Marco's initial goal was to determine the origin of pebbles in the area. In the distant past the Yavniel stream flowed through the Kinneret region, Marco says, and only later shifted its course further south, flowing into the Jordan River.
The discovery of the giant structure, recently published in the British scientific periodical "International Journal of Nautical Archaeology", brought Marco back to the Kinneret to dive to the lake's floor and photograph the basalt stones. The structure was likely built on dry land that was subsequently submerged in rising waters. The pile of stones, each of which is close to a meter long, arranged in the shape of a cone, weighs close to 60,000 tons.
The overall size of the structure is close to 70 meters in diameter and 10 meters high, all of which sits about eight or nine meters below the water's surface, which brings it to nearly 220 meters below the level of the Mediterranean Sea. The floor of the structure is covered in two to three meters of sediment, which allowed Marco to estimate its age, though the exact dates are still a question mark.
"Since a dig has yet to be carried out at the site, it's hard to date the structure and determine its purpose," said archaeologist Yitzhak Paz of the Antiquities Authority and Ben-Gurion University of the Negev and a co-author of the journal article.

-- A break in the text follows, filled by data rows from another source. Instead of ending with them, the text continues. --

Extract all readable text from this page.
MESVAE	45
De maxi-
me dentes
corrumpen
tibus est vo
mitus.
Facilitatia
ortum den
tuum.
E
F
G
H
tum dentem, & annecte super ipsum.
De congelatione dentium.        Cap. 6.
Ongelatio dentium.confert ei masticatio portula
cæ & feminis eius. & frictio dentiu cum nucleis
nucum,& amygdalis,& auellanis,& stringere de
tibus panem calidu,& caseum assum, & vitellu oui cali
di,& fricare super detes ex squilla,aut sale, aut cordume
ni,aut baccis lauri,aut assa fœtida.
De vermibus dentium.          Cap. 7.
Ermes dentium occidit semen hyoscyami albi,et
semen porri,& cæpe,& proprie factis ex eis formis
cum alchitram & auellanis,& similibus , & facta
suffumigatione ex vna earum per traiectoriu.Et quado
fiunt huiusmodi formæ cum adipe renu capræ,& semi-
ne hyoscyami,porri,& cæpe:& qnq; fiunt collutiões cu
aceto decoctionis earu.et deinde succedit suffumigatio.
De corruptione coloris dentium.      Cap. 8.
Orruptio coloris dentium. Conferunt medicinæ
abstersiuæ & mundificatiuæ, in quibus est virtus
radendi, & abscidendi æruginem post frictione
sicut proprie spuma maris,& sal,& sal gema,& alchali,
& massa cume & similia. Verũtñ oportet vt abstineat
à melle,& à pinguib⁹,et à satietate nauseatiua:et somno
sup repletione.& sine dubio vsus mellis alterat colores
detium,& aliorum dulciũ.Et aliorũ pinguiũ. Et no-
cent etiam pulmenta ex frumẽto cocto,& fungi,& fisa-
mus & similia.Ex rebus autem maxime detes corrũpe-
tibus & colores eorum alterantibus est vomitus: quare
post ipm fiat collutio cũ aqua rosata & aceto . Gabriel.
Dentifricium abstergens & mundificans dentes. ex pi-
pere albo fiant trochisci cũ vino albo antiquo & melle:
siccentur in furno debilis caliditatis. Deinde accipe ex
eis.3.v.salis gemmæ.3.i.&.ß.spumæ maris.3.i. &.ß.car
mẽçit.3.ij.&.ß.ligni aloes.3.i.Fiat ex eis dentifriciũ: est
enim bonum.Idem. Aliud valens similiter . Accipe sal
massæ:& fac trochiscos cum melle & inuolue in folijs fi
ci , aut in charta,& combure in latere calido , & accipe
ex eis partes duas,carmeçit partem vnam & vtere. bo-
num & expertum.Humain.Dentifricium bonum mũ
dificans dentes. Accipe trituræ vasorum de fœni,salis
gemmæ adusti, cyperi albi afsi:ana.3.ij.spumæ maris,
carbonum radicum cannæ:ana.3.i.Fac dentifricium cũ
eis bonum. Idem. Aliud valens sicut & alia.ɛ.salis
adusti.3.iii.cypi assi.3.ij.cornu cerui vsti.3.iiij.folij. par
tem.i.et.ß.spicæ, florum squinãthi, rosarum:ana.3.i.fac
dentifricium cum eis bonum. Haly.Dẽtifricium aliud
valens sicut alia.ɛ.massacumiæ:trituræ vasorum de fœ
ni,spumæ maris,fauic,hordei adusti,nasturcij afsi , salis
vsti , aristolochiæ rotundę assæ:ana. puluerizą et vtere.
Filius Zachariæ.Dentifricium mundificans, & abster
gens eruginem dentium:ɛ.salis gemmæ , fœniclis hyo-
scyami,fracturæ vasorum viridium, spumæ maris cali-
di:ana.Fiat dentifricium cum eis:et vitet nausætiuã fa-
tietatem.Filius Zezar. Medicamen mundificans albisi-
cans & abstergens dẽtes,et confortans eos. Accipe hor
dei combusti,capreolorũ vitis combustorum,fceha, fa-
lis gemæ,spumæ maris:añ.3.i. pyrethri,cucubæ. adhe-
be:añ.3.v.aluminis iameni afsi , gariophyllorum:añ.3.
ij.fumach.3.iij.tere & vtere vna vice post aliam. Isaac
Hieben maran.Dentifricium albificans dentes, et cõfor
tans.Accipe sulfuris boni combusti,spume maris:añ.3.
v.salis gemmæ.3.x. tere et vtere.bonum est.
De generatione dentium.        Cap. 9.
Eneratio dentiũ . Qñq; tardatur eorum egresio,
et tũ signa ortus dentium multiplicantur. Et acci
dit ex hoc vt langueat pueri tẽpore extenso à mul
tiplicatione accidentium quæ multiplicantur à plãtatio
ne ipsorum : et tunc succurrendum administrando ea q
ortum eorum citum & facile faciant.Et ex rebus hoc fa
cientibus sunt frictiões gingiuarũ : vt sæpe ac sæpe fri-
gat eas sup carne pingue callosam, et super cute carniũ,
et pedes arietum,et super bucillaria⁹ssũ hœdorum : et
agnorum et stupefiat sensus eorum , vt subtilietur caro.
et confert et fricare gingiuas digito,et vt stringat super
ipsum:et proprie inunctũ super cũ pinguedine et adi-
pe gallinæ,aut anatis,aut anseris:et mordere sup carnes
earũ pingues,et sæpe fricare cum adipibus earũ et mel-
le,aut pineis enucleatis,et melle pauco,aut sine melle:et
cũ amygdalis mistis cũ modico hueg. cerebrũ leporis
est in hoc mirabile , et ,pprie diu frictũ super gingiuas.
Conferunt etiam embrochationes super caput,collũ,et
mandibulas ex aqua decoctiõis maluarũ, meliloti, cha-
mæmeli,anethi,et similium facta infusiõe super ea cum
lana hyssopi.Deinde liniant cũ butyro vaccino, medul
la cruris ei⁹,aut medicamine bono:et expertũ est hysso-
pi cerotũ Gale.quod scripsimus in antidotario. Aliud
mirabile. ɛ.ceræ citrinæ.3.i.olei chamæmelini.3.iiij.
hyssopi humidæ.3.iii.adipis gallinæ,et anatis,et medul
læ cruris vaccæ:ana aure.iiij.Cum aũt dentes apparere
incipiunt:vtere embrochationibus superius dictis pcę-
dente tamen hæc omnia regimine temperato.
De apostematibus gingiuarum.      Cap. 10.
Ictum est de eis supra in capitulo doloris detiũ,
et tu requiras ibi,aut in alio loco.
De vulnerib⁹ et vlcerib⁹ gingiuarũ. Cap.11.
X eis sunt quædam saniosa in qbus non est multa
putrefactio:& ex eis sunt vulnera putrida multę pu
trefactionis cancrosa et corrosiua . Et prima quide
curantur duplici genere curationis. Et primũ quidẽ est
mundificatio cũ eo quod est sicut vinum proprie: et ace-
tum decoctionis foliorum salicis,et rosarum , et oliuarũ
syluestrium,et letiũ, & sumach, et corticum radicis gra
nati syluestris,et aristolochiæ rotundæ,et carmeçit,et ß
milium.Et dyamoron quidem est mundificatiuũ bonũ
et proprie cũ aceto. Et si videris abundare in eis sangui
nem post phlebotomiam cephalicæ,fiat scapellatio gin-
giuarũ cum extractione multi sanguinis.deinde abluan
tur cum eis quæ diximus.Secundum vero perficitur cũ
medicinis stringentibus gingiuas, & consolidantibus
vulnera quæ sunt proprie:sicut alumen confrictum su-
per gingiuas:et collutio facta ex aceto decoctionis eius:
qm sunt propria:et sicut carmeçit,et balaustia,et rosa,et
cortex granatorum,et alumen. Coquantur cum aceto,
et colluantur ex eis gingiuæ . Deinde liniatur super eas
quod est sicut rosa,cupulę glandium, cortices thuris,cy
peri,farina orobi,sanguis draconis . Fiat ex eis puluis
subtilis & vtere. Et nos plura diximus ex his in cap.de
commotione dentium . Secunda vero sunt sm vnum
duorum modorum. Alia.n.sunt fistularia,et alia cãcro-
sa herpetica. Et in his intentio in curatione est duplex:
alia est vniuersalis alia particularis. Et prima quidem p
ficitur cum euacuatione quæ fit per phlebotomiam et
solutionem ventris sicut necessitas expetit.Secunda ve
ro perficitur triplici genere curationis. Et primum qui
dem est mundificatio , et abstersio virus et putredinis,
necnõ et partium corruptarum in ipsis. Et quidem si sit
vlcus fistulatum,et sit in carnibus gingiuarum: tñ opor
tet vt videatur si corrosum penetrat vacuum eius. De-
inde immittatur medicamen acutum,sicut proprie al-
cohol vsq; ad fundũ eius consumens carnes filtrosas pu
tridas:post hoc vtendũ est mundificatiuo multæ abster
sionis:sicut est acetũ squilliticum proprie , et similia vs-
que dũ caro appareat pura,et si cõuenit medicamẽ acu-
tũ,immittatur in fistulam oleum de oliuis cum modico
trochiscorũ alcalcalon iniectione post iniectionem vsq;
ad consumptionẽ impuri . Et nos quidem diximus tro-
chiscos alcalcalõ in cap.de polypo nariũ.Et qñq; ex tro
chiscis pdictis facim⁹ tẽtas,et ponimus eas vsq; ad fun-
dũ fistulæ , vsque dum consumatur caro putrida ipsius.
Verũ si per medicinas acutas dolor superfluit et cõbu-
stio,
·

The researchers are convinced that the pile of stones is man-made by a large number of people and not a product of natural processes. Paz believes they were part of a well-developed social group; Marco considers it an impressive enterprise, suggesting the builders must have brought the heavy stones from three or four kilometers away. He situates the structure in the early Bronze Age and believes there may be a connection with the nearby ancient city of Beit Yerah, but these conjectures still require more research.
"It was the largest and most fortified city in the area," says Paz of Beit Yerah (also known as Khirbet Kerak), which is 1.5 km away." It had urban planning and paved streets."
Researchers also link the structure to other monument sites in the region, like Khirbet B'tiha at the north of the lake and Rujm al-Hiri (also known as Gilgal Refa'im) in the Golan Heights.
"It also resembles early burial sites in Europe," Paz adds.